Improving tone and intonation in a middle school band can be challenging but immensely rewarding. As we have all heard “A failure to plan is a plan to fail” Start the school year off right on day one. Here’s a 10-point action plan to guide your efforts:
Teach students to take deep, controlled breaths. Incorporate breathing exercises into your warm-up routine to help students develop the breath support necessary for a stable, rich tone.
Do your students look the same? This can be the easiest way to correct poor posture and hand position. It's easy to overlook poor posture and hand position. Be intentional about how your students look. Don’t anchor yourself to the podium or the front of the classroom. Move around and really see your students.
Ensure students maintain correct posture and hand positions while playing. Good posture supports proper breathing and sound production. Regularly remind and adjust students' positions as needed. Great hand position early in the teaching process helps relieve tension and facilitates technique later. Students can help each to monitor great hand position. Find your stars and get their help.
Work on producing a characteristic tone for each instrument. Use long tones and encourage students to listen to professional recordings of their instruments to understand the desired sound. Consistent tone quality is foundational to good intonation. Remember you can't tune a bad sound. Use your warm up routine to check for quality sounds. Try to hear each student as often as you can. This is a great opportunity to have your students identify the great sounds in your group and help each other.
Equip students with personal tuners and pickup mics to ensure accurate tuning during practice and rehearsal. This helps students become more aware of their pitch and tuning tendencies. Using a Tuner Caddy to hold the tuners can keep them easily accessible and organized. Do not assume that your students understand intonation. Take the time to show the students how to use their tuners and metronomes. Explain how the instrument can affect the intonation of their sound. Our students now more than ever are visual learners. Getting them started visually and transitioning to their ears can lead to a wonderful learning experience.
Regularly conduct tuning drills using electronic tuners. Start with individual tuning, then move to section and full ensemble tuning. This helps students learn to adjust their pitch relative to others. Avoid going down the row telling students to push in or pull out. Take the time to explain tuning tendencies and get them to engage with each other and what they hear. The F around the room exercise is a great place to start with the entire ensemble and then modified to put more emphasis on sections and individuals. Engage the students with leading questions that require them to use their ears.
Train students to actively listen to their own sound, their section, and the entire ensemble. Use activities such as droning, passing notes around the room, and tuning to a piano or recorded accompaniments to enhance their listening skills. Students who start using their ears for intonation soon discover so many other facets of the music. When they use their ears, start asking them what they hear about the balance and blend of the ensemble, what the starts and finishes of the notes sound like and should we do them differently, how can the phrases be shaped better and what part is important.
Encourage students to take personal responsibility for their tone and intonation. Teach them to regularly check their tuning and adjust as necessary. Foster an environment where they feel accountable for their contributions to the ensemble's sound.

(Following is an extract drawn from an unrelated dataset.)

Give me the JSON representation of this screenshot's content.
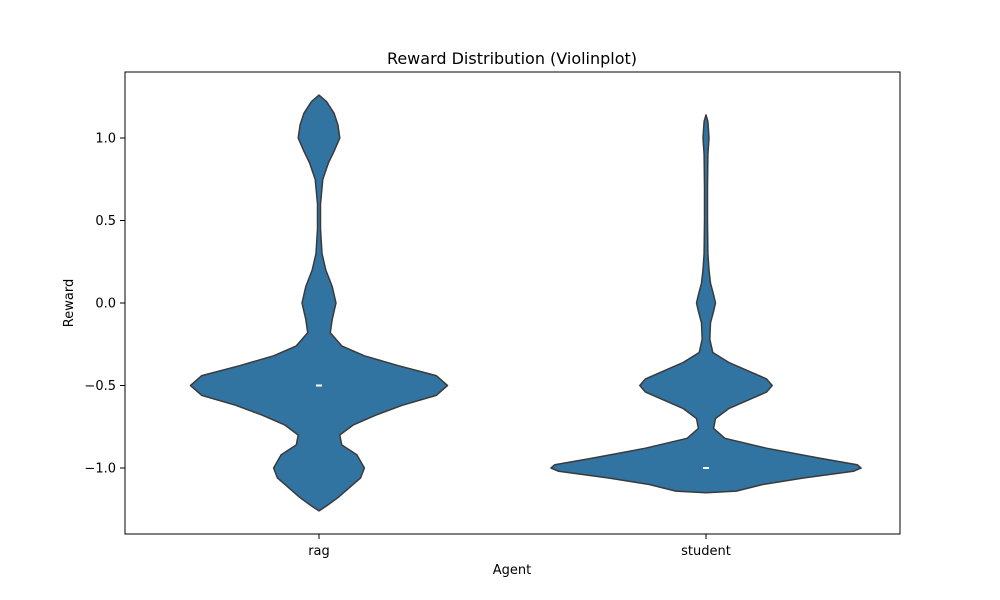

A rehearsal with the students and director engaged in listening is a great way to really start getting away from notes and rhythms and start really making music. Students using personal tuners can easily take a quick moment to check individual notes or themselves without taking a lot of time out of the rehearsal.
As directors, consistently model good tone and intonation. Use a tuner yourself to demonstrate tuning adjustments. Reinforce correct techniques and provide constructive feedback during rehearsals. Be sure that if you model for your students that your tone is great. Never pick up an instrument that you learned in methods class and demonstrate unless you are confident about the tone you are going to produce. Remember you are the expert and if you set the example of a bad tone you are giving permission to your students for that tone.
Utilize apps like Tonal Energy or other tuning apps that provide drones and polyphonic tuning capabilities. These tools can help students develop a better ear for tuning and intonation. Encourage your students to work cooperatively to tune each other and talk about what they hear. Video recordings can help the students see and hear themselves and each other to improve their concepts of great sound.
Incorporate singing and mouthpiece buzzing into your warm-ups. Singing helps internalize pitch, while buzzing on brass mouthpieces enhances embouchure strength and flexibility, leading to better intonation on their instruments. Lead by example. Sing your articulation exercises and make it normal to sing in class. If you make it the norm from day one it will become easier and easier for your students., Use the phrase “this is what we do and it will make us better”.